Despite having stingers, their stings have little to no impact on people. Small fish in the ocean can occasionally find safety inside the jellyfish’s vibrant tentacles.

2. Manga’s Achrioptera.

Most likely, you have never seen a stick insect with such vivid colors. Achrioptera manga has a startling, electric blue colour, in contrast to the majority of stick insects, which tend to resemble actual sticks to help them blend into woodland environments.

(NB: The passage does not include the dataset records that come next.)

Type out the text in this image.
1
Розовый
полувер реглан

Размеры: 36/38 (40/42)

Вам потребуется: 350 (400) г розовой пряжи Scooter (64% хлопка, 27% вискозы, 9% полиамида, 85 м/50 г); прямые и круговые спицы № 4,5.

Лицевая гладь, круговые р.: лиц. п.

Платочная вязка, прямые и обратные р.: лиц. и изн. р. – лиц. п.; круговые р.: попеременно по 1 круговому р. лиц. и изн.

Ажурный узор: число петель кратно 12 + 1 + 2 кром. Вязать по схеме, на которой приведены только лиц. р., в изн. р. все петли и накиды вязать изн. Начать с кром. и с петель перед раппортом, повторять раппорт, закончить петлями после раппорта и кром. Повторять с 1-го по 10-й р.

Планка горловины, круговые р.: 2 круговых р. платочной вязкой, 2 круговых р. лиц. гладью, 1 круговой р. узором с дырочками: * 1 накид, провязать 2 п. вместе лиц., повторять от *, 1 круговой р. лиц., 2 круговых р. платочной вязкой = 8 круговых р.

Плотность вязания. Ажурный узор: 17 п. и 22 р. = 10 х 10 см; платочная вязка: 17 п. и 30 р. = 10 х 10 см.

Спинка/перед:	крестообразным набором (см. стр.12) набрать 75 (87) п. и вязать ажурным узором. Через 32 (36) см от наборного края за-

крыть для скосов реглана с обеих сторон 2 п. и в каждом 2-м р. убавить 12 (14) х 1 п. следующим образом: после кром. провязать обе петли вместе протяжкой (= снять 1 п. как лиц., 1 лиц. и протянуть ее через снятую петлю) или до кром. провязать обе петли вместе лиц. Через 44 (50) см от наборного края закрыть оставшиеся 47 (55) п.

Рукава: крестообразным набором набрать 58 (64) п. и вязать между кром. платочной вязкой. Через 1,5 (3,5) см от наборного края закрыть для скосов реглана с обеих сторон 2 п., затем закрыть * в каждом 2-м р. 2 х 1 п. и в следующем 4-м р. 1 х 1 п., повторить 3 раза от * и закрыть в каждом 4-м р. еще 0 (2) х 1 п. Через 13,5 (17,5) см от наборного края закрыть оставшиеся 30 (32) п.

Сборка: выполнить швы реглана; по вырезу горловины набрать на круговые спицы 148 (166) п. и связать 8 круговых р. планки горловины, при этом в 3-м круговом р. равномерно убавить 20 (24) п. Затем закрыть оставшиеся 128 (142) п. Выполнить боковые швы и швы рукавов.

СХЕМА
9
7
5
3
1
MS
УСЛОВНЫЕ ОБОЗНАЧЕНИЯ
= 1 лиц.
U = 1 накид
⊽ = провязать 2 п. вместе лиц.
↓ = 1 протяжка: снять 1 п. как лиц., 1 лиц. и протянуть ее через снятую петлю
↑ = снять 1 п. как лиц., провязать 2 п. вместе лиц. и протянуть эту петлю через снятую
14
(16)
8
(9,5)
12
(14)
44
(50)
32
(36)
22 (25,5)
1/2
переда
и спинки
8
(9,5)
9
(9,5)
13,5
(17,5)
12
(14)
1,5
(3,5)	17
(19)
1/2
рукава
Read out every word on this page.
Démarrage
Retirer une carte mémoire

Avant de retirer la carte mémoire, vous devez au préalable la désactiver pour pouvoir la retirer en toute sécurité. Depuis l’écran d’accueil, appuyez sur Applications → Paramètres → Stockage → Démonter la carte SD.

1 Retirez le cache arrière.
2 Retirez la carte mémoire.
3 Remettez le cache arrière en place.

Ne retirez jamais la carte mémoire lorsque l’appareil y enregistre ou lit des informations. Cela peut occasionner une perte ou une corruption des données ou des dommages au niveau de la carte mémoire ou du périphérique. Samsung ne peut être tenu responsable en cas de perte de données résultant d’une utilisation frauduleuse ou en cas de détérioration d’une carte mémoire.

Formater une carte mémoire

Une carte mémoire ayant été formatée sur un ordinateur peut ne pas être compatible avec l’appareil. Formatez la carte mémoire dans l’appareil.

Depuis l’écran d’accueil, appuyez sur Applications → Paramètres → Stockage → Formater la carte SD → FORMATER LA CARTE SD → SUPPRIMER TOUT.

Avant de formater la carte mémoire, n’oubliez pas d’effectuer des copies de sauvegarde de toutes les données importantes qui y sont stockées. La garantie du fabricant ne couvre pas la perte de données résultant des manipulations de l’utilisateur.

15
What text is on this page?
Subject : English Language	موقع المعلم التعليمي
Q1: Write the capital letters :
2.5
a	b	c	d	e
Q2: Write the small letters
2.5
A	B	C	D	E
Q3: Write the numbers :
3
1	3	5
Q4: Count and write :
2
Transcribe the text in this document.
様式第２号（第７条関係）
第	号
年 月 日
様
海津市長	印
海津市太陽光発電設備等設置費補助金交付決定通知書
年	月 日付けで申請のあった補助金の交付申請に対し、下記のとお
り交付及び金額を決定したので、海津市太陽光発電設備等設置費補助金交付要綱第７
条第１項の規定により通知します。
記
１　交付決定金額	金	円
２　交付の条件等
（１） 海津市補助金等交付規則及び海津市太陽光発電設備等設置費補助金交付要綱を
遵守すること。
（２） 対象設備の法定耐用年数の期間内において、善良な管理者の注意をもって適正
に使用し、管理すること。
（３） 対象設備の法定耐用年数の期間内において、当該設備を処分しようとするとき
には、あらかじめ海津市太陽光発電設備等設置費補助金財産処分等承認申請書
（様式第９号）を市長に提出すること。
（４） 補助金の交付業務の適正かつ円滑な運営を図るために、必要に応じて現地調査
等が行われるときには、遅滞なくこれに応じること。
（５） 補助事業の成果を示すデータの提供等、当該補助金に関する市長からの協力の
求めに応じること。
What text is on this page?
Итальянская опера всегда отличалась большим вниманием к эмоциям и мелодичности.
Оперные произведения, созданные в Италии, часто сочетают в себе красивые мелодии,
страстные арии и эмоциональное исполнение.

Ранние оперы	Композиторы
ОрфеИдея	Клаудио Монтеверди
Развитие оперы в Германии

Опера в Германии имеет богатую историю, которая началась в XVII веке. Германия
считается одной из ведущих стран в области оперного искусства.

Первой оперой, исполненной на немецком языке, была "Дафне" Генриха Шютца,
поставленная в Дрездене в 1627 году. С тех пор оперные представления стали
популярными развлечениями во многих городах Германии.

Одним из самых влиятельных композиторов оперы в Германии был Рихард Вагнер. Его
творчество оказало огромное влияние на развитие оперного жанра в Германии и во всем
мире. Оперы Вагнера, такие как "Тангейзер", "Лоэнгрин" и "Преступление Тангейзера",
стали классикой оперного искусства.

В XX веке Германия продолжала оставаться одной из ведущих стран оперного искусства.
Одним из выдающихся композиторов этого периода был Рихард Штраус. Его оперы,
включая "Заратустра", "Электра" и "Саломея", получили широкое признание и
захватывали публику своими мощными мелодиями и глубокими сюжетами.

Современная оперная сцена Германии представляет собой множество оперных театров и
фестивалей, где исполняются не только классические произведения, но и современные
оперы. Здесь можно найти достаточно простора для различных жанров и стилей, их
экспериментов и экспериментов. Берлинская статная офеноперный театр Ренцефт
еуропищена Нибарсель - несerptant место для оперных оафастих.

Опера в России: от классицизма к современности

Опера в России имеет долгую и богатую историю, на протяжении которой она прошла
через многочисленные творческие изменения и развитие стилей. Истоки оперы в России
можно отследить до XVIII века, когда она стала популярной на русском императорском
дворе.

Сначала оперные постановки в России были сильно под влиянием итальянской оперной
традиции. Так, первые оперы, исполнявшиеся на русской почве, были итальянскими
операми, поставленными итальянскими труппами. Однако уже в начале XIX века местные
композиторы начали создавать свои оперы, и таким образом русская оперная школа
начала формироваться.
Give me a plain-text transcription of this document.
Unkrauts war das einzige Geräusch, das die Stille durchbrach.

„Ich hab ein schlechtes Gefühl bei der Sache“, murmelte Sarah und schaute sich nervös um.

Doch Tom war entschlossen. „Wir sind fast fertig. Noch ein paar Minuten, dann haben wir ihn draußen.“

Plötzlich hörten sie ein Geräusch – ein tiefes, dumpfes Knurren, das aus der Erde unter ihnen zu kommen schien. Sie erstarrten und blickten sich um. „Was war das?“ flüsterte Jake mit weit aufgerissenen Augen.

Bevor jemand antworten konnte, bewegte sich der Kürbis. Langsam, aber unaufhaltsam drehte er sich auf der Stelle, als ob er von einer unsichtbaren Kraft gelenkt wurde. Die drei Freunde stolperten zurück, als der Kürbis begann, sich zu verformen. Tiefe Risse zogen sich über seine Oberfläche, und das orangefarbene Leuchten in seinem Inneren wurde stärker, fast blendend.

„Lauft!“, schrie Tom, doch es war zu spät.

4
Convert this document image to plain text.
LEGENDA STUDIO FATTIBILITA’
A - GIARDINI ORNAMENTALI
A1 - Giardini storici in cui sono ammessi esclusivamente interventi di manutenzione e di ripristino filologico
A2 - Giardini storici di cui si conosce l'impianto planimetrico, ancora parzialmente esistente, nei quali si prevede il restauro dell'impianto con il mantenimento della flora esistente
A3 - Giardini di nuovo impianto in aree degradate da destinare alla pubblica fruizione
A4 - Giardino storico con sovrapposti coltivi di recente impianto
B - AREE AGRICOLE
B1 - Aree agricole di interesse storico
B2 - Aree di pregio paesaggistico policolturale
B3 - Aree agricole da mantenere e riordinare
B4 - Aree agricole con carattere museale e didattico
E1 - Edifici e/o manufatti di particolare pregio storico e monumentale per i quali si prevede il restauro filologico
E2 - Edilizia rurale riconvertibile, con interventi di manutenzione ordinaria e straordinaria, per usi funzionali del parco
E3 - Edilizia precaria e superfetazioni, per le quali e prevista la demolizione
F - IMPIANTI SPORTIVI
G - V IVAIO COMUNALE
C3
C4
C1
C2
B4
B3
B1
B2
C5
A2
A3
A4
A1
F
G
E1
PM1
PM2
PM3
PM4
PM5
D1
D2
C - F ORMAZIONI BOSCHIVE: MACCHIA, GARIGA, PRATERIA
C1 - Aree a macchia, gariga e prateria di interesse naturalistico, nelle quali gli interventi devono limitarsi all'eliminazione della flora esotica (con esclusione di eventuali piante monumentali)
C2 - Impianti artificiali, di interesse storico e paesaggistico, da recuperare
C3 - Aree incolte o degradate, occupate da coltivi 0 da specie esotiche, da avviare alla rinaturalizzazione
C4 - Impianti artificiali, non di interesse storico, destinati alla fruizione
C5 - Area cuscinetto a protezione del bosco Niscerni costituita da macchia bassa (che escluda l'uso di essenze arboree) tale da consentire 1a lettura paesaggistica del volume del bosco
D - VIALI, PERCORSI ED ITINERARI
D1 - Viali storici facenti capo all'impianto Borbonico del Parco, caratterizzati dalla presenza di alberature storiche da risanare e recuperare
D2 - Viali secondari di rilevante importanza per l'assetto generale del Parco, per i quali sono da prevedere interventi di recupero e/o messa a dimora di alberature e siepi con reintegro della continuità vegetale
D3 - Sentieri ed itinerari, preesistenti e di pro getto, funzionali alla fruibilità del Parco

A. manga, a species of only one forest in northern Madagascar, stands out because when a male reaches sexual maturity, he turns blue or has several colors. This stick insect doesn’t hide among the greenery; instead, it stays out in the open, and it even utilizes its tiny wings to frighten away possible predators.

3. Elephant Shrew

This cute little guy is actually an elephant shrew. The length of this diminutive African insectivorous mammal varies, ranging from 3.9 to 11.8 inches.

Although it superficially resembles shrews and has a long nose that looks like an elephant’s trunk, the elephant shrew is not considered to be a real shrew. Elephant shrews are actually more connected to elephants than shrews are! They are among the planet’s swiftest tiny mammals. Some people have a top speed of 17.9 mph!

4. Devil Stinger

Ever notice how scruffy a fish looks? This is a “demon stinger,” also called a “devil stinger” or a “sea goblin.” It is a type of poisonous fish that shares a close relationship with actual stonefish.

Its skin is coated in venomous spines and wart-like glands. Using the four lower rays of its pectoral fins as legs, it gently creeps across the seafloor. It has a knobby look and can get up to 10 inches long. When located on a sandy or coral seafloor, its sand-yellow or red coloring helps it blend in.

5. Ghost Shark

The fish in question is referred to as a “chimera.” Chimeras, cartilaginous fish found at depths of 8,500 feet in temperate oceans and sometimes known as “ghost sharks” and “spookfish,” are a type of cartilaginous fish. The patterns on chimeras’ faces are sensory organs that enable them to detect electrical fields in the water, which enables them to locate prey.